Não foram eficazes conversações nem formas de diálogo de que era legítimo esperar resultados. Não foram eficazes os apelos dos dirigentes e das estruturas europeias. Não surtiu efeito nem o gesto que o Papa Francisco fez ao embaixador da Rússia no Vaticano, deslocando-se a pé à sua residência.
Na mensagem quaresmal, escrita antes do anúncio da invasão da Ucrânia por parte da Rússia, lembrava Francisco: “Perante a amarga desilusão por tantos sonhos desfeitos, a inquietação com os desafios a enfrentar, o desconsolo pela pobreza de meios à disposição, a tentação é fechar-se num egoísmo individualista e, à vista dos sofrimentos alheios, refugiar-se na indiferença”. No quadro da invasão da Ucrânia surgiram iniciativas de superar esta indiferença, o que se torna um consolo para as consciências; surgiram também as múltiplas iniciativas mediáticas, que acabam por transformar a guerra em espetáculo, esquecendo a solidariedade ou transformando a própria solidariedade em espetáculo.
Falta-nos porém a outra sugestão de Francisco: “A ilusão de nos bastar a nós próprios é perigosa… importa fundar-nos na fé que não nos preserva das tribulações da vida, mas permite atravessá-las unidos a Deus em Cristo”. Ou que “o amor, a justiça e a solidariedade não se alcançam duma vez para sempre; hão de ser conquistados cada dia».
Palavras que deveriam ser lema para as pessoas, para os grupos sociais (como os sindicatos ou os partidos) e para os responsáveis pela governação dos países e dos povos.
Por sua vez, o Bispo do Porto e seus auxiliares lançaram propostas para a Quaresma assentes no sentido cristão da caridade, pelo caminho da purificação, “de libertação de tudo o que é ambíguo e desviante na experiência de Deus.”
Esta é uma libertação essencial, que devia ser assumida em todas as decisões e em todos os caminhos de diálogo e de humanismo, talvez implique uma desconstrução de processos do habitual exercício do poder e da orientação das populações para o equilíbrio das suas vidas.

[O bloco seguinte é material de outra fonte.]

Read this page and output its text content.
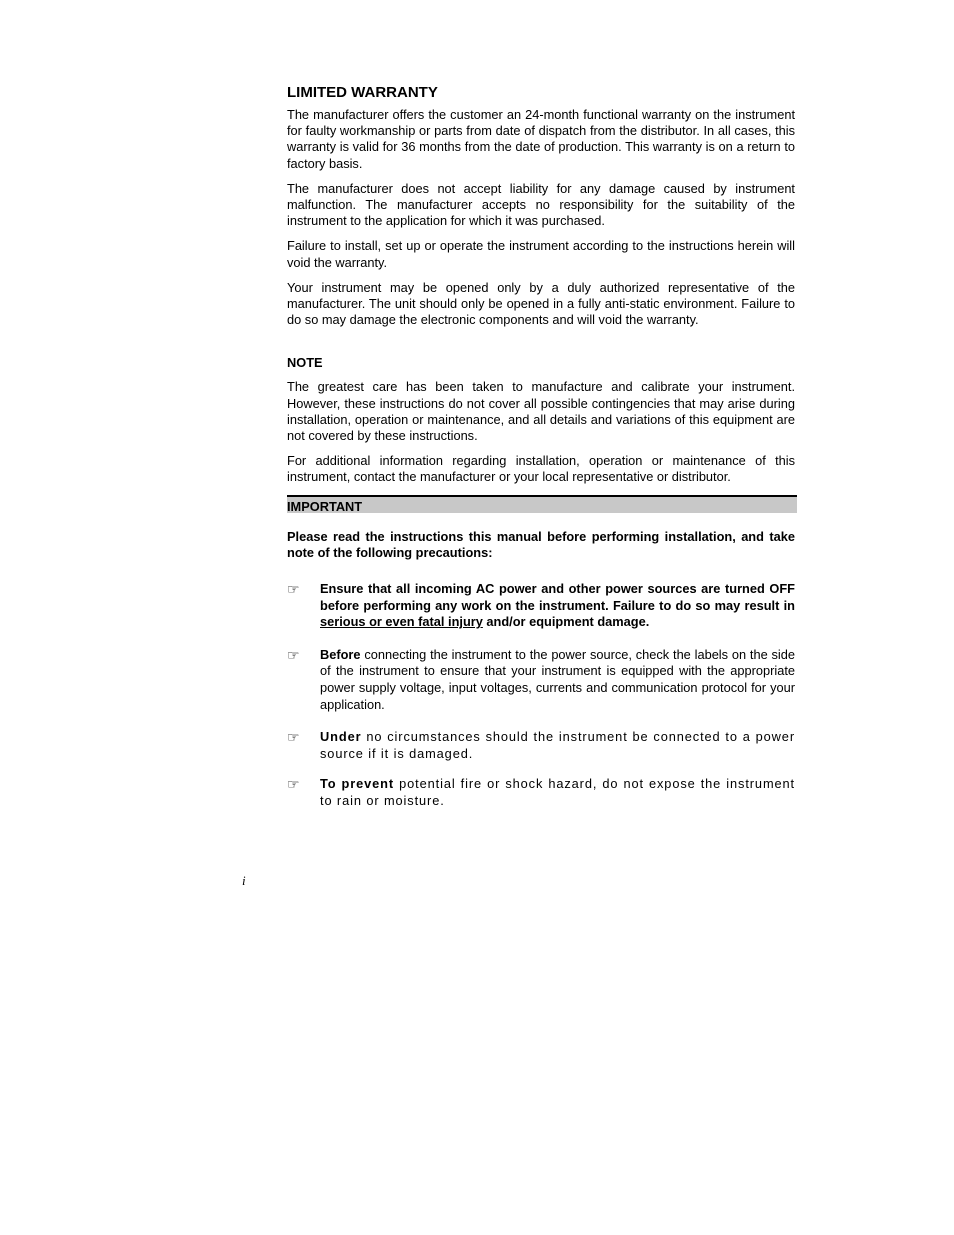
LIMITED WARRANTY

The manufacturer offers the customer an 24-month functional warranty on the instrument for faulty workmanship or parts from date of dispatch from the distributor. In all cases, this warranty is valid for 36 months from the date of production. This warranty is on a return to factory basis.

The manufacturer does not accept liability for any damage caused by instrument malfunction. The manufacturer accepts no responsibility for the suitability of the instrument to the application for which it was purchased.

Failure to install, set up or operate the instrument according to the instructions herein will void the warranty.

Your instrument may be opened only by a duly authorized representative of the manufacturer. The unit should only be opened in a fully anti-static environment. Failure to do so may damage the electronic components and will void the warranty.

NOTE

The greatest care has been taken to manufacture and calibrate your instrument. However, these instructions do not cover all possible contingencies that may arise during installation, operation or maintenance, and all details and variations of this equipment are not covered by these instructions.

For additional information regarding installation, operation or maintenance of this instrument, contact the manufacturer or your local representative or distributor.

IMPORTANT

Please read the instructions this manual before performing installation, and take note of the following precautions:

☞	Ensure that all incoming AC power and other power sources are turned OFF before performing any work on the instrument. Failure to do so may result in serious or even fatal injury and/or equipment damage.
☞	Before connecting the instrument to the power source, check the labels on the side of the instrument to ensure that your instrument is equipped with the appropriate power supply voltage, input voltages, currents and communication protocol for your application.
☞	Under no circumstances should the instrument be connected to a power source if it is damaged.
☞	To prevent potential fire or shock hazard, do not expose the instrument to rain or moisture.
i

Um encontro de oração, reunindo católicos e ortodoxos reafirmou a guerra como contrária às leis de Deus e às leis humanas, sublinhando a importância de fazer “oração com o povo da Ucrânia e com todos os que sejam atingidos por esta guerra, respondendo com a oração e a solidariedade, buscando o dom da Paz.
É este um dado importante e esquecido nos abundantes comentários e análises sociológicas, nas declarações e até nos gestos mais solidários: o drama da guerra, desta e de todas não é apenas o do povo da Ucrânia. É o do povo russo, da população europeia, da população de todo o mundo, porque todos vão sofrer no seu quotidiano as consequência do gesto imperialista da invasão. Uma atitude bélica é sempre uma atitude contrária à Humanidade inteira.